Il suo caso è finito sul giornale. La Federazione nazionale della stampa italiana, il sindacato unitario dei giornalisti, si è fatto carico della questione. " Sono passati più di quarantanni, l’Italia è profondamente cambiata - si legge sul sito della Fnsi - i costumi si sono velocemente evoluti e ciò che negli anni Sessanta era considerato diffamatorio ed osceno oggi viene tranquillamente pubblicato e diffuso nelle edicole e nelle librerie. Comprendiamo che dal punto di vista giuridico non ci siano spazi di intervento ma questo ci sembra che non elimini la mostruosità della vicenda".
A 70 anni compiuti, Stefano Surace non riesce a superare l'empasse di una giustizia che, lenta, continua inesorabile il suo corso. Il magistrato della libertà, cui l'avvocato difensore di Surace si è rivolto, è stato irremovibile. "Dal punto di vista tecnico-giuridico - dice Alessandro Basile, il difensore - non è possibile fare molto". Ultima possibilità: il Tribunale di sorveglianza che potrebbe, almeno secondo l'avvocato Basile, disporre le misure alternative. Gli altri avvocati, tutti d'ufficio, non hanno mai avvertito Surace. Lo hanno sempre ritenuto irreperibile. L'ultimo ordine di carcerazione è quello della Procura di Milano e risale a più di 30 anni fa.

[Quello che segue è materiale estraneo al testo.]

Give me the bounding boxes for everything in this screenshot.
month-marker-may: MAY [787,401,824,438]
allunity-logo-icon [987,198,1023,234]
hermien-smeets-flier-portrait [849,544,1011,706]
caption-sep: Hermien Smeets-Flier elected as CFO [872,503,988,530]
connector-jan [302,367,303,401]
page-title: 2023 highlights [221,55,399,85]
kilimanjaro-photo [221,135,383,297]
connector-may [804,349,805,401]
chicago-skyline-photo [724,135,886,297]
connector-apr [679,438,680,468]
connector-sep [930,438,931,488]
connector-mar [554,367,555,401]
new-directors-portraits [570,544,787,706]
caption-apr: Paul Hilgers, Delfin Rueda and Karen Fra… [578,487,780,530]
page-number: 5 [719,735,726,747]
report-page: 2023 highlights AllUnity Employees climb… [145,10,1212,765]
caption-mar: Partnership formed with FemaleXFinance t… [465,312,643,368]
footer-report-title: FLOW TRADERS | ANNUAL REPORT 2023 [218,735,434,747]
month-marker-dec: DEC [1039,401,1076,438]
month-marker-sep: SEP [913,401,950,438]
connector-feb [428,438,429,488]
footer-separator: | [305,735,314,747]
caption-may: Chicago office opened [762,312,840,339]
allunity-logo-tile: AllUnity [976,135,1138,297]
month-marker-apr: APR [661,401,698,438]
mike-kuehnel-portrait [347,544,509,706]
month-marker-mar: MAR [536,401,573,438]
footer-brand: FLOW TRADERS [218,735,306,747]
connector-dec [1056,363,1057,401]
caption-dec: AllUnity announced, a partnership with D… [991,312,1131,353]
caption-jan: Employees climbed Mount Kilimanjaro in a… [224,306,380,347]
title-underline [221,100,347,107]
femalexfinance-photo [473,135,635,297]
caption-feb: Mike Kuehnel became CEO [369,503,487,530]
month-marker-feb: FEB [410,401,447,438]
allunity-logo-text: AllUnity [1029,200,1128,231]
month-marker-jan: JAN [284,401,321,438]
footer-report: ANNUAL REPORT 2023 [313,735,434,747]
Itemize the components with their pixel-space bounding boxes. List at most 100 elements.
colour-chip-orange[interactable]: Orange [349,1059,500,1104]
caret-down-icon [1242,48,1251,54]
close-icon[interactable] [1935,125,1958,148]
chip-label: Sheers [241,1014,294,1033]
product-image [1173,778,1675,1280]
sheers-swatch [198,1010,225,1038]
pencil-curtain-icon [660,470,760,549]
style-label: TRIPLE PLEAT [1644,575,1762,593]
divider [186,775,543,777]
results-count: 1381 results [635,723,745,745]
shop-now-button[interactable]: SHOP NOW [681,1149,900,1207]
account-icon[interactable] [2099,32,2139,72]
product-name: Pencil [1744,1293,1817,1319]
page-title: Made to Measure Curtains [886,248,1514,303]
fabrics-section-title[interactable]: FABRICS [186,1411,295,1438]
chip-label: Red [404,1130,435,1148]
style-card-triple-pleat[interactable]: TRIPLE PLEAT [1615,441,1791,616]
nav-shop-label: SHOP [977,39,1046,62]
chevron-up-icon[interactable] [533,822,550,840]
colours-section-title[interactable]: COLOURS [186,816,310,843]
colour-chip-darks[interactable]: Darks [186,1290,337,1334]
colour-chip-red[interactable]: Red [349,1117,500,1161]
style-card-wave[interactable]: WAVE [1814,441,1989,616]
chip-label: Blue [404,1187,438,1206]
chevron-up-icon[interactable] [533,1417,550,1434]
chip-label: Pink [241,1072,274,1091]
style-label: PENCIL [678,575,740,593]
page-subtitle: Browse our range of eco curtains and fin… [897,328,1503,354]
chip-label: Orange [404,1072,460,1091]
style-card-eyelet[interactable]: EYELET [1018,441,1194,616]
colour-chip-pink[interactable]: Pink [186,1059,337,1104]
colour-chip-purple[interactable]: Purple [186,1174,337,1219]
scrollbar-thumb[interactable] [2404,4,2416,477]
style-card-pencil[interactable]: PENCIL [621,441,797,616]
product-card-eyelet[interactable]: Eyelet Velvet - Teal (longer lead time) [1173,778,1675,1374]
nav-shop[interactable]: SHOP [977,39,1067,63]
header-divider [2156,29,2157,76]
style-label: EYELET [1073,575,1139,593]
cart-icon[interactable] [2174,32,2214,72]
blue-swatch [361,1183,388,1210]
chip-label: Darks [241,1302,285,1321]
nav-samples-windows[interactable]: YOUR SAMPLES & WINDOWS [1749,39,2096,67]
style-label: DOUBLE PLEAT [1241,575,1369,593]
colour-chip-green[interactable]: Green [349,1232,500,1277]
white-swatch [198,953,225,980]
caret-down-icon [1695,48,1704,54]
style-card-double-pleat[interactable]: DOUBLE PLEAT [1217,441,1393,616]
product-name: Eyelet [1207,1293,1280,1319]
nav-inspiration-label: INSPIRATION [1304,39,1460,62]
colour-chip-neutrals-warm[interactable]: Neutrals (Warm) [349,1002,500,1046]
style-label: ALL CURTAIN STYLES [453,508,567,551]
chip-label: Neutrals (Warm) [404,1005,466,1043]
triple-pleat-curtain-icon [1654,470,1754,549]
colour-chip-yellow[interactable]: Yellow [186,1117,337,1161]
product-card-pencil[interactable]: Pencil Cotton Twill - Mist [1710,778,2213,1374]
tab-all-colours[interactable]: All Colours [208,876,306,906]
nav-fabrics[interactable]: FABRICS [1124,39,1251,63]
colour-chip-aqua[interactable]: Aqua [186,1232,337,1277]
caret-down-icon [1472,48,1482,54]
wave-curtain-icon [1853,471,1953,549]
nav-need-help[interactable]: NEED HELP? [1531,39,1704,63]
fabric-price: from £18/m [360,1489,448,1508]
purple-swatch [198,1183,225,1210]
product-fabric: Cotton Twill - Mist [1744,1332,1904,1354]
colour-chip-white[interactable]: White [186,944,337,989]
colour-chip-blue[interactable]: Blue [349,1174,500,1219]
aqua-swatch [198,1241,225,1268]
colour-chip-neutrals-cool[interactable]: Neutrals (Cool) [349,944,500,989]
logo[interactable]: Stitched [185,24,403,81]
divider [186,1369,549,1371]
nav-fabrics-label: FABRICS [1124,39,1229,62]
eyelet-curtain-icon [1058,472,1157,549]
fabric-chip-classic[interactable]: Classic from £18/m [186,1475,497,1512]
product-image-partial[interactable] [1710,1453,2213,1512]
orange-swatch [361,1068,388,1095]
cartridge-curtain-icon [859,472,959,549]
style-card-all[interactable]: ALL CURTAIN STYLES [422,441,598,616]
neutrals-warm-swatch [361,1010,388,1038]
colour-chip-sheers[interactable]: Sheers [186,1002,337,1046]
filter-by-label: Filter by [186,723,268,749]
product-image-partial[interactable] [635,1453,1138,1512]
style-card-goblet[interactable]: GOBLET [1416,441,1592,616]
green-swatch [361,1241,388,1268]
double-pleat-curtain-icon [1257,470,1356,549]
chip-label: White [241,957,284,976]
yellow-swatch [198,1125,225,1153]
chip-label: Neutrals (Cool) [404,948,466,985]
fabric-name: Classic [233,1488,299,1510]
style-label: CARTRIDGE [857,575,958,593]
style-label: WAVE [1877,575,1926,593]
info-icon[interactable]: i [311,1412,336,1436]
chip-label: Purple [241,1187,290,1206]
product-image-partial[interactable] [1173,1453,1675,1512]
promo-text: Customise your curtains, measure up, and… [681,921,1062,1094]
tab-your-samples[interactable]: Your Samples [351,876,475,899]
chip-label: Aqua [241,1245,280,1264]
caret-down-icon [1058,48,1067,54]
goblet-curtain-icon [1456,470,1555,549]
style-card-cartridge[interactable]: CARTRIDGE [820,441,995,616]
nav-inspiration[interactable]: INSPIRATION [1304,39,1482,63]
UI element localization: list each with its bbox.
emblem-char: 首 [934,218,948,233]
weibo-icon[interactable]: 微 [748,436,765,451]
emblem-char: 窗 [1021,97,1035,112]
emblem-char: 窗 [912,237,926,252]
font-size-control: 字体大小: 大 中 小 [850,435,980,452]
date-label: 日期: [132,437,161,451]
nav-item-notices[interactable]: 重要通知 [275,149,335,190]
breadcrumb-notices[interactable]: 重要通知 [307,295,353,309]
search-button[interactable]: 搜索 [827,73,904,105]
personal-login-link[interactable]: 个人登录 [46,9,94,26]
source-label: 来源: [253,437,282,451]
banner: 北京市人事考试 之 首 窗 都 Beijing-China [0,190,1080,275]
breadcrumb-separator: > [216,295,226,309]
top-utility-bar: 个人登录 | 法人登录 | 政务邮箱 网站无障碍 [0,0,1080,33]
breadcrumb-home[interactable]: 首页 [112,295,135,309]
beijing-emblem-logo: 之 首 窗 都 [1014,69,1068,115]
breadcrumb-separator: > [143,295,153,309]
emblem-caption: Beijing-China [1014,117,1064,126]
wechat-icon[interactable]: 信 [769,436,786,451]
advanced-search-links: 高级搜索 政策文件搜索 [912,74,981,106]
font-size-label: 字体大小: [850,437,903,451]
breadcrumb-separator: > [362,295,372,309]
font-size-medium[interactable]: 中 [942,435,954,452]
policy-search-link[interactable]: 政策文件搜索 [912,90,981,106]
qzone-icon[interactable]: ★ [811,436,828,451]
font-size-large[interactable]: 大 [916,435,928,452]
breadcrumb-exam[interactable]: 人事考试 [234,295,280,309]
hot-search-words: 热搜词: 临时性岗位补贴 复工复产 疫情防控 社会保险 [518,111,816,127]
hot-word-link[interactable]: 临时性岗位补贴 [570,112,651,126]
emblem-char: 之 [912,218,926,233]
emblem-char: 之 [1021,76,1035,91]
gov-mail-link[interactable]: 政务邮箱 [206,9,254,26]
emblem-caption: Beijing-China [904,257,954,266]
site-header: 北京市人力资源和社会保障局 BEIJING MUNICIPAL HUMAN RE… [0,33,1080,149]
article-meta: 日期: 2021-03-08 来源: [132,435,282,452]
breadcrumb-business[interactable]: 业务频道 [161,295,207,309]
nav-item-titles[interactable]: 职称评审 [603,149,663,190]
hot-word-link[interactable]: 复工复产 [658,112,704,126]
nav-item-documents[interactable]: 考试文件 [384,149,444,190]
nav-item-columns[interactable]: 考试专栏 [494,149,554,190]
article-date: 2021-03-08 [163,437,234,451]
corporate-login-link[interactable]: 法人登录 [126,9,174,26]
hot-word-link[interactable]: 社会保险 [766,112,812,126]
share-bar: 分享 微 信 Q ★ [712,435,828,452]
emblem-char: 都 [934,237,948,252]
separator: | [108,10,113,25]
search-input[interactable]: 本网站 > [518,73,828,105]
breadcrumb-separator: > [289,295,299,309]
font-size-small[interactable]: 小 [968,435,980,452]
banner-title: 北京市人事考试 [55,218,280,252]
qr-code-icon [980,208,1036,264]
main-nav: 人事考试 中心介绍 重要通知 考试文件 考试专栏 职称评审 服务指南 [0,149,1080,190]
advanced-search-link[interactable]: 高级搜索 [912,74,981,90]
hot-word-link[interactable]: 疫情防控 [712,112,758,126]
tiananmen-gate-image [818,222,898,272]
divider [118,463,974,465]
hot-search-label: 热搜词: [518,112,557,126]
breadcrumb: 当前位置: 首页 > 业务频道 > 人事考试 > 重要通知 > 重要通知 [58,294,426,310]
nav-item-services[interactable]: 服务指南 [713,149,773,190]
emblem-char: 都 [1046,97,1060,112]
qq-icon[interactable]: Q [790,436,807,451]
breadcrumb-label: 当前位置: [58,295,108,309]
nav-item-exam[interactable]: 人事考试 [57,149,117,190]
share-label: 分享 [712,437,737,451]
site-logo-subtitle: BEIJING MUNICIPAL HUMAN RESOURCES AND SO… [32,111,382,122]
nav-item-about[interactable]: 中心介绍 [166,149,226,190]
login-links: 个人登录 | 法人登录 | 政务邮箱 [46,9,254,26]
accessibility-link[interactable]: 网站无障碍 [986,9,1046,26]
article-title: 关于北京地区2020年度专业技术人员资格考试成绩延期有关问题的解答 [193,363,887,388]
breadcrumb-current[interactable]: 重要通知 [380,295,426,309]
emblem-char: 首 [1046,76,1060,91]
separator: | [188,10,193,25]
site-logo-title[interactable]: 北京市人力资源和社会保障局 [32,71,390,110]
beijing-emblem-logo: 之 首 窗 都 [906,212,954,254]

Di qui l'appello del sindacato dei giornalisti: " la Fnsi chiede, con estrema fermezza, che il Presidente della Repubblica, Ciampi, intervenga per riconsegnare la libertà allo sfortunato collega con un atto di grazia e che il ministro della Giustizia, Castelli, più volte invitato ad iniziare il dialogo con la Fnsi sulla legge di riordino dei reati a mezzo stampa interrotta dalla fine della legislatura passata, trovi il tempo di riceverci e di riprendere quel percorso che riporti serenità e certezze tra la magistratura e il mondo dell’informazione".